„Wesentliche Fakten” vermisst die Fraktion von WwW im Feuchtwanger Stadtrat in der Pressemitteilung der „Wir”/Grüne-Fraktion zum Roßmühlen-Projekt. Von einer vollständigen Darstellung der Realität könne keine Rede sein, meint WwW-Fraktionsvorsitzender Michael Nowakowitsch.
Zu Wort gemeldet hatte sich die „Wir”/Grüne-Fraktion nach der Sitzung des Bauausschusses und erklärt, dass die Diskussion um das Projekt aus ihrer Sicht eine „merkwürdige Schlagseite” bekomme. Gerichtet war das auch an WwW, da die Gruppierung sich fast ausschließlich auf Verkehrs- und Stellplatzfragen konzentriere und dabei „zentrale Aspekte” ausblende.
Die WwW-Fraktion warne seit Beginn der Planungen am Huppmann-Banse-Areal vor den drastischen Auswirkungen des zusätzlichen Verkehrs auf die Innenstadt, heißt es dazu in der Pressemitteilung.
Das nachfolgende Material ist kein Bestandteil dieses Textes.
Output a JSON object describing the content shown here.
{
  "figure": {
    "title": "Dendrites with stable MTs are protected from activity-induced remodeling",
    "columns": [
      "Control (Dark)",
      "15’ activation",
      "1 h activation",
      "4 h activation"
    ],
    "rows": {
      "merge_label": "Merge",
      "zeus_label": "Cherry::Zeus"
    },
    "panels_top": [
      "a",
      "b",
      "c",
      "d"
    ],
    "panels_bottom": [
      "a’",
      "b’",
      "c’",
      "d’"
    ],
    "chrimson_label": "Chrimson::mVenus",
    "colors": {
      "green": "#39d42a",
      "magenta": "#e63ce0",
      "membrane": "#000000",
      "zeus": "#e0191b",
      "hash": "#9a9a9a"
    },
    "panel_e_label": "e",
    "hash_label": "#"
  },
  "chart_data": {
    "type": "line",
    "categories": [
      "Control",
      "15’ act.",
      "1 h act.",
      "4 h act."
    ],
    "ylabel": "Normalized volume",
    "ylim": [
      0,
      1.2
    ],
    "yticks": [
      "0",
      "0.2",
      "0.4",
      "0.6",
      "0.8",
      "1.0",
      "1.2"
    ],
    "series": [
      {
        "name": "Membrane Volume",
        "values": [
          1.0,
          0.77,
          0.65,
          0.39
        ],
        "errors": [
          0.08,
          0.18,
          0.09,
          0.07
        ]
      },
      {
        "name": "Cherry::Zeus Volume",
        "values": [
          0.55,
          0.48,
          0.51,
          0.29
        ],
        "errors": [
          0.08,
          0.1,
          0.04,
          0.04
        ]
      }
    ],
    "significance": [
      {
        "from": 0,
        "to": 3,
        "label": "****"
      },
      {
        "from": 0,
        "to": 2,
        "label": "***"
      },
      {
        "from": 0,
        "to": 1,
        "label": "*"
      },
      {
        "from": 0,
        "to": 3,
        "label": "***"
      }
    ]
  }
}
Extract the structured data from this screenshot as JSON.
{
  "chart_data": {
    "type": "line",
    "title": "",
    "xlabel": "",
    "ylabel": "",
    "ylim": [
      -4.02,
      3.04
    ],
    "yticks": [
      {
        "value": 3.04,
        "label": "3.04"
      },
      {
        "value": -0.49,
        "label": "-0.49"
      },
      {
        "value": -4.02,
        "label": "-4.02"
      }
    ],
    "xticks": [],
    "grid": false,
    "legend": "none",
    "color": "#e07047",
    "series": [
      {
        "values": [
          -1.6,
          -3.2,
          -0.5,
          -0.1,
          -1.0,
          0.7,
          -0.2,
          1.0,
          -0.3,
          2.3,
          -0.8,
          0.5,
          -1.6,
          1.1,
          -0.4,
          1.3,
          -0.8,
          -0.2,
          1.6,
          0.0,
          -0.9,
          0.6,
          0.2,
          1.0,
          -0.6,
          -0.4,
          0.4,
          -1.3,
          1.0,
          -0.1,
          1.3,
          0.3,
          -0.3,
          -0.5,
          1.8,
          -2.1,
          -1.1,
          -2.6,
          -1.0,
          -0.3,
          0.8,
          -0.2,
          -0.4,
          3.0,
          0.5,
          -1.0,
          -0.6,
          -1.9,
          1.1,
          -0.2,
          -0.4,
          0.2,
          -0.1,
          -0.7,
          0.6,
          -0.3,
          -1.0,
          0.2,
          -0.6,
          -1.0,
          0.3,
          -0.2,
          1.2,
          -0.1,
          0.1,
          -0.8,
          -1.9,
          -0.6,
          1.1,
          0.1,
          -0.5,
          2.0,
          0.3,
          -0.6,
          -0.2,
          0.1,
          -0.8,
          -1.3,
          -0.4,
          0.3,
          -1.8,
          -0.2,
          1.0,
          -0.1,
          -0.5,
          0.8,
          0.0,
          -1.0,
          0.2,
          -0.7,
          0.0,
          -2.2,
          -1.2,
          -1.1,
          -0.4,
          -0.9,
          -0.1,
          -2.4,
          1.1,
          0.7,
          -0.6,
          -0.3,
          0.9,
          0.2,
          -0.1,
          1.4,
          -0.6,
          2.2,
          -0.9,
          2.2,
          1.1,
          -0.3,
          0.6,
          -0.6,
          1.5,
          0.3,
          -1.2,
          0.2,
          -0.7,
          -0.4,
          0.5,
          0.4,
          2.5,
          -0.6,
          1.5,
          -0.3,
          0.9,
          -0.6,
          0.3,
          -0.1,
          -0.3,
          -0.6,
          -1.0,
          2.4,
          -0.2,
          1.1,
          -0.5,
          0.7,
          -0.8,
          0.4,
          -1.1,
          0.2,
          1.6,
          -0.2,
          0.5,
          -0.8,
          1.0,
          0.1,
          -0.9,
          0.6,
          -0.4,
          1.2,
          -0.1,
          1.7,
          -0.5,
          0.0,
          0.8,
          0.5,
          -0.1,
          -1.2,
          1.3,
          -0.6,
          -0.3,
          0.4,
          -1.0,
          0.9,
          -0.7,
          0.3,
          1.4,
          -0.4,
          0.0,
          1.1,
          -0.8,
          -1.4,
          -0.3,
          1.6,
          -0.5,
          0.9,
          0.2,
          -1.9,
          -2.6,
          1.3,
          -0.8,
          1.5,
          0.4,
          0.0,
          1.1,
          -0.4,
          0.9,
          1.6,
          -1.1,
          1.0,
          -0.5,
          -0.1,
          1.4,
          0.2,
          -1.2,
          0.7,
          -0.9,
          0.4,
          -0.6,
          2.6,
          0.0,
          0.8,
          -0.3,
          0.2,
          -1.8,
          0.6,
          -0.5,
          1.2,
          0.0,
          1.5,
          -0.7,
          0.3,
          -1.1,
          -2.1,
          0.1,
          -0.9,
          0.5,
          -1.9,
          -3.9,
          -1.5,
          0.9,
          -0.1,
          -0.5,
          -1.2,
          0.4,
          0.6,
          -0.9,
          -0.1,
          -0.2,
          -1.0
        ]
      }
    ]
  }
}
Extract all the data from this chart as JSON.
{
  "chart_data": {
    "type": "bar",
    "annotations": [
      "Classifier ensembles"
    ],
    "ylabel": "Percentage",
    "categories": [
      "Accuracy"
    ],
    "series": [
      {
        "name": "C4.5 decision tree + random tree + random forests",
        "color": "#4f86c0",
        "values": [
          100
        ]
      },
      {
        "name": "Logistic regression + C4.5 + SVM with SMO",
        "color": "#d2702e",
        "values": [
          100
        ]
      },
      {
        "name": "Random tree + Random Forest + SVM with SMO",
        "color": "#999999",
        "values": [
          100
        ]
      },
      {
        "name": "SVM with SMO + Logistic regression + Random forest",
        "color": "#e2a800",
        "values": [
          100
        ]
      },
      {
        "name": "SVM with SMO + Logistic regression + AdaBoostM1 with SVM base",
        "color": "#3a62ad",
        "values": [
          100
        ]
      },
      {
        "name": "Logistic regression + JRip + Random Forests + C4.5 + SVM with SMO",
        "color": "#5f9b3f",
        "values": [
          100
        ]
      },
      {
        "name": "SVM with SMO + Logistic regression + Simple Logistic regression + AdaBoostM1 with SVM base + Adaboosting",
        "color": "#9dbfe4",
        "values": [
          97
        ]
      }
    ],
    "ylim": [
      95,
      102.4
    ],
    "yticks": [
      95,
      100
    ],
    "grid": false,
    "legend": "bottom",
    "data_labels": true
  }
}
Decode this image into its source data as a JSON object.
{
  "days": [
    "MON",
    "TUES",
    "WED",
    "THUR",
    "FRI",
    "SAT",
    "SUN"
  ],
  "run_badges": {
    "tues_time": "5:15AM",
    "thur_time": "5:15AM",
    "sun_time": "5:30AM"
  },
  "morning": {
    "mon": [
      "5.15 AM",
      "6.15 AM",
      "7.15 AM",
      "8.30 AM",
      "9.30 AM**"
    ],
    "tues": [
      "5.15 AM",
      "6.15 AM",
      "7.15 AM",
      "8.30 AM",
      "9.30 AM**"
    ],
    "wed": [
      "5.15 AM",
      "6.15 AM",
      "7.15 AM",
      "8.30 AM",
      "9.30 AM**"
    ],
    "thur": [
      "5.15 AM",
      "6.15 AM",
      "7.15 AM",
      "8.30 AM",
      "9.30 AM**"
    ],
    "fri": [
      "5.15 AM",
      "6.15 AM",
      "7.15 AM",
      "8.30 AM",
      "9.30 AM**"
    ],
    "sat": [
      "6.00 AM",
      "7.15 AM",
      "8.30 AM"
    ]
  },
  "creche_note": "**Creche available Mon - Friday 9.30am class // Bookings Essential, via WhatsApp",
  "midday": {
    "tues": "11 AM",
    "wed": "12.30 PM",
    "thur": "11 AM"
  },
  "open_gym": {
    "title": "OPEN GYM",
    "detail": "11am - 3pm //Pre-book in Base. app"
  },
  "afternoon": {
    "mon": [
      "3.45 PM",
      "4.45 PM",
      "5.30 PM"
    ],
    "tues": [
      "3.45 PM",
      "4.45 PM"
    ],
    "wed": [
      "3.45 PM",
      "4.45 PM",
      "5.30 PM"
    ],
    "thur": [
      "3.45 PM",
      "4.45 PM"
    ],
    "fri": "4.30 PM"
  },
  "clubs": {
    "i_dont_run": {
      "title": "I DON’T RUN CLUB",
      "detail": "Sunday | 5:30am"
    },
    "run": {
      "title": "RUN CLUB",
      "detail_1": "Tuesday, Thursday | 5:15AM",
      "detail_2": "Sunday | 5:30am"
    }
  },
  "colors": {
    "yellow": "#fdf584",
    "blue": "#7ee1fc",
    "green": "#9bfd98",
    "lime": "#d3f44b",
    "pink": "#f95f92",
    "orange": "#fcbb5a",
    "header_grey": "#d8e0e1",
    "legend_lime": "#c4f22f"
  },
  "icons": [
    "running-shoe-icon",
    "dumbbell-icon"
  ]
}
Und: „An dieser sachlich begründeten Kritik halten wir fest.” Entschieden weist Nowakowitsch den Vorwurf der „Wir”/Grüne-Fraktion zurück, es handle sich bei der Kritik um eine bloße „politische Stimmungslage“.
Die bloße Feststellung der „Wir”/Grüne-Fraktion, die Stadt sei „der Aufgabe einer ordentlichen Verkehrsplanung nicht nachgekommen“, benenne zwar das Problem, liefere jedoch keinerlei Lösung. Die Bürgerinnen und Bürger erwarteten zu Recht konkretes Handeln statt reiner Mängelverwaltung.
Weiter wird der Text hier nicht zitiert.